Studies have shown that betting markets — if the total action is large enough — are about the most reliable way to predict such events! (I’ve seen peer-reviewed papers making this point, going back to the period when New York’s Curb Exchange mediated bets on Presidential elections, but won’t do your Googling for you.) If you think about it, the fact shouldn’t be far-fetched at all: ***it’s the Efficient Market in action!

If you think you can predict sporting events significantly better than bookie’s odds, maybe you should quit your day job!

(Of course this assumes money wagered is large enough to outweigh other factors. Rich backers of a political candidate may have an incentive to sway the odds.)

“They don’t predict who will win anything.” Yes. It’s precisely because bookies don’t try to be pundits, but rather mediate an open market that their odds reflect reality better than those of pundits.

I agree with the premise that international crises would be the main fear but I think spooking the market and abuse of power scandals are close seconds.

The man says completely idiotic things about debt and the economic system as a whole. A few weeks ago he essentially suggested that the US should consider defaulting on Treasury bonds, although he didn’t seem to understand this https://www.washingtonpost.com/news/wonk/wp/2016/05/09/donald-trumps-bizarre-explanation-of-how-the-national-debt-works/ . Once this was pointed out to him he pretended he was instead floating the almost as stupid idea that we could buy back the bonds with money from printing more money. The market hasn’t reacted to this because they either don’t believe he will be president or think that no one will really allow him to do this if he wanted to. Still, if he says stuff like this in the Oval Office the implications could pretty terrible.

Yes, I agree. I should have spent more time composing OP and stressed this point.

But the U.S. might be able to muddle on even after a sudden dollar devaluation! Some foreign policy blunders could be … irrevocable.

I think it will look just like Paul Lepage’s tenure as governor of Maine. Trump will say terrible things to get attention, but Congress will stop him from doing anything too drastic.

I think that putting a corporate executive in charge of the government makes as much sense as having your next colonoscopy done by a plumber.

See, I didn’t think he’d be the nominee either, so I was wrong about that. But, the cynic in me says something would…happen… to him.

Now, I despise Trump. I think if he became President it would be a disaster for the country. But I would despise even more whoever would make that event “happen”

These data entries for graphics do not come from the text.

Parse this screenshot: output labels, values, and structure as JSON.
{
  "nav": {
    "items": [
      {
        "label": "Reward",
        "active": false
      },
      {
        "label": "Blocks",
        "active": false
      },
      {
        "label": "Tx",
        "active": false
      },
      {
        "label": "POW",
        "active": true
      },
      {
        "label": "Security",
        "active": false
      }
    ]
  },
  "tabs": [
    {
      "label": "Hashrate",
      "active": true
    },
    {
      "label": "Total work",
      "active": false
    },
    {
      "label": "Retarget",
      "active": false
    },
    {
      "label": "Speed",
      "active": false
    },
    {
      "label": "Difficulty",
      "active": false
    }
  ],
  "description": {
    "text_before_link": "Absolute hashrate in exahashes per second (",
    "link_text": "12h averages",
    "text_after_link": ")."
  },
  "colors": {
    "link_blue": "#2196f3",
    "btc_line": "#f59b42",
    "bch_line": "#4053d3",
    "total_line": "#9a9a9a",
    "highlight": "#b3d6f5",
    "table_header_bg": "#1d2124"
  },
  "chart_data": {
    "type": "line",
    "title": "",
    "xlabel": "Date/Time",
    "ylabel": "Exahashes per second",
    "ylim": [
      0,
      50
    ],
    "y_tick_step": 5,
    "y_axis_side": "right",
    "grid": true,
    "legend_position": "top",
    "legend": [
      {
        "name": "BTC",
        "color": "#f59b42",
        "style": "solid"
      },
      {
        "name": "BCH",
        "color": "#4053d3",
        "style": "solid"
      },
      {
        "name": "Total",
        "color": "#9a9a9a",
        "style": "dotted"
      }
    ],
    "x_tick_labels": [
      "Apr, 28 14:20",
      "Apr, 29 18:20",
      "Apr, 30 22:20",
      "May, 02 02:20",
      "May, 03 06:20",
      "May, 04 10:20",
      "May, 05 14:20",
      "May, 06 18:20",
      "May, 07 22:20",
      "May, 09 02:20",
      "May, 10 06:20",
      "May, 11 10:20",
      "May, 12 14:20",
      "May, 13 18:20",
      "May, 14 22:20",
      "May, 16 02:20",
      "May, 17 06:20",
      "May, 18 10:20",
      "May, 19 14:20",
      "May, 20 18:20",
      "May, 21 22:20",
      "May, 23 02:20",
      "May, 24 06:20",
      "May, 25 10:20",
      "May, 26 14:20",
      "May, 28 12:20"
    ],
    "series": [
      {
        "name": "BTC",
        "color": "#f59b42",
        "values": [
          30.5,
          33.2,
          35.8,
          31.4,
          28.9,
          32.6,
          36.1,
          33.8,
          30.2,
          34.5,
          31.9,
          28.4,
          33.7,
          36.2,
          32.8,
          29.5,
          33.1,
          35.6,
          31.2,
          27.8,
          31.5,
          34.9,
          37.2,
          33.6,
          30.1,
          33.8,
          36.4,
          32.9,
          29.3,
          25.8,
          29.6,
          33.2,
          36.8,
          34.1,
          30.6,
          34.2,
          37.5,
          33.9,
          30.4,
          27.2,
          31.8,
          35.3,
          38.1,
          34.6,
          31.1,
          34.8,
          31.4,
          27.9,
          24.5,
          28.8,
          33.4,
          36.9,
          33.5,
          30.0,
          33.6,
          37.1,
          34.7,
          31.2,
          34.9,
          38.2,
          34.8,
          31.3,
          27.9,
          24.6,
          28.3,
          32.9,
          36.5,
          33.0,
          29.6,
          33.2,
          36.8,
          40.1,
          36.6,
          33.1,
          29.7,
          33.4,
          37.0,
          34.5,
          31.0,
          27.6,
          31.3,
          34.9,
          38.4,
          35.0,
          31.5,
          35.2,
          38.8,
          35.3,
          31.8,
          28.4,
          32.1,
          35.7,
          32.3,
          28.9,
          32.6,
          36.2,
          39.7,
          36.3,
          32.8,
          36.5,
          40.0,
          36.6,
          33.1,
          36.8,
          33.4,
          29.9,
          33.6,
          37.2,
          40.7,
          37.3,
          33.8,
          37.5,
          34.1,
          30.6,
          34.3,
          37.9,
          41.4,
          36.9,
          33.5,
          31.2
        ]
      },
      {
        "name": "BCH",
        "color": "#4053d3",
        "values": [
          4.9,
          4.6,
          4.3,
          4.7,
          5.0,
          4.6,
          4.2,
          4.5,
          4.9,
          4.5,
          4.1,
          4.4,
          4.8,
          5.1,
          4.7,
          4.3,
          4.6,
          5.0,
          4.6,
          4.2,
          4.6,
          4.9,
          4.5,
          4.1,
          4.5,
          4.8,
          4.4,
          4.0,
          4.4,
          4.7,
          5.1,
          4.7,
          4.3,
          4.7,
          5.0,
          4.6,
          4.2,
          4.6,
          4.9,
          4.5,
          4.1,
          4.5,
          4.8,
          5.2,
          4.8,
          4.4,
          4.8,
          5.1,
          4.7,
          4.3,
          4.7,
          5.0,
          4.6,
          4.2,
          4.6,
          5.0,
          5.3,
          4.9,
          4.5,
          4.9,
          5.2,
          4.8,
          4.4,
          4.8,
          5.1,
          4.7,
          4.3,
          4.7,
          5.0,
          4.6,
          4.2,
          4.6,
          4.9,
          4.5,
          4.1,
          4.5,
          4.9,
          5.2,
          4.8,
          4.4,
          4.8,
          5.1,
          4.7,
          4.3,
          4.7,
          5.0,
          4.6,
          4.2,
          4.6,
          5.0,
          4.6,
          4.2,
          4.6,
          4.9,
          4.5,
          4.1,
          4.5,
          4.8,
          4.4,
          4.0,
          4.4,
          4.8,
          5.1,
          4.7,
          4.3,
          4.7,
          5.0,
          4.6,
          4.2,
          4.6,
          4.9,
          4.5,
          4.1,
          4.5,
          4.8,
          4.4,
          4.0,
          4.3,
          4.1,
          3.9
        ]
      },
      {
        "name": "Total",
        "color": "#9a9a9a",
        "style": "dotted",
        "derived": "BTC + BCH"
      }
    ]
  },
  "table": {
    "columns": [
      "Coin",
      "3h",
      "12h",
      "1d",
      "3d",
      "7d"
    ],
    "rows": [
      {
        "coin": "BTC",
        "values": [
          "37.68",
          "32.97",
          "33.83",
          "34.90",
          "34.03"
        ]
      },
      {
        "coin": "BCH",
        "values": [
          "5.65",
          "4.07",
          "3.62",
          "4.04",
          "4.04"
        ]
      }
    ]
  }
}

Again totally missing the point. Bookies don’t predict winners they predict how people who are going to bet will put their money. Not the same thing at all. When talking about betting on elections you are mostly talking about bookies in the UK so they are further removed from predicting the election since they are not reading how Ameicans will actually vote but how foreigners think Americans will vote.

No. It’s you who is totally missing the point. Let’s start with basics. What’s your response to
If you think you can predict sporting events significantly better than bookie’s odds, maybe you should quit your day job!

There is always a disconnect between the promises Presidents make when they were running for office and what they actually do after being elected. With Trump this disconnect could well be truly massive. So right now we have Trump saying he will push for the immediate repeal of Obamacare, then later maybe fix a few things–in other words the mainstream Republican view–so he can get broad Republican support for the election. In the past Trump has been positive about the Canadian and similar systems. What will he do about this if elected President? No one knows.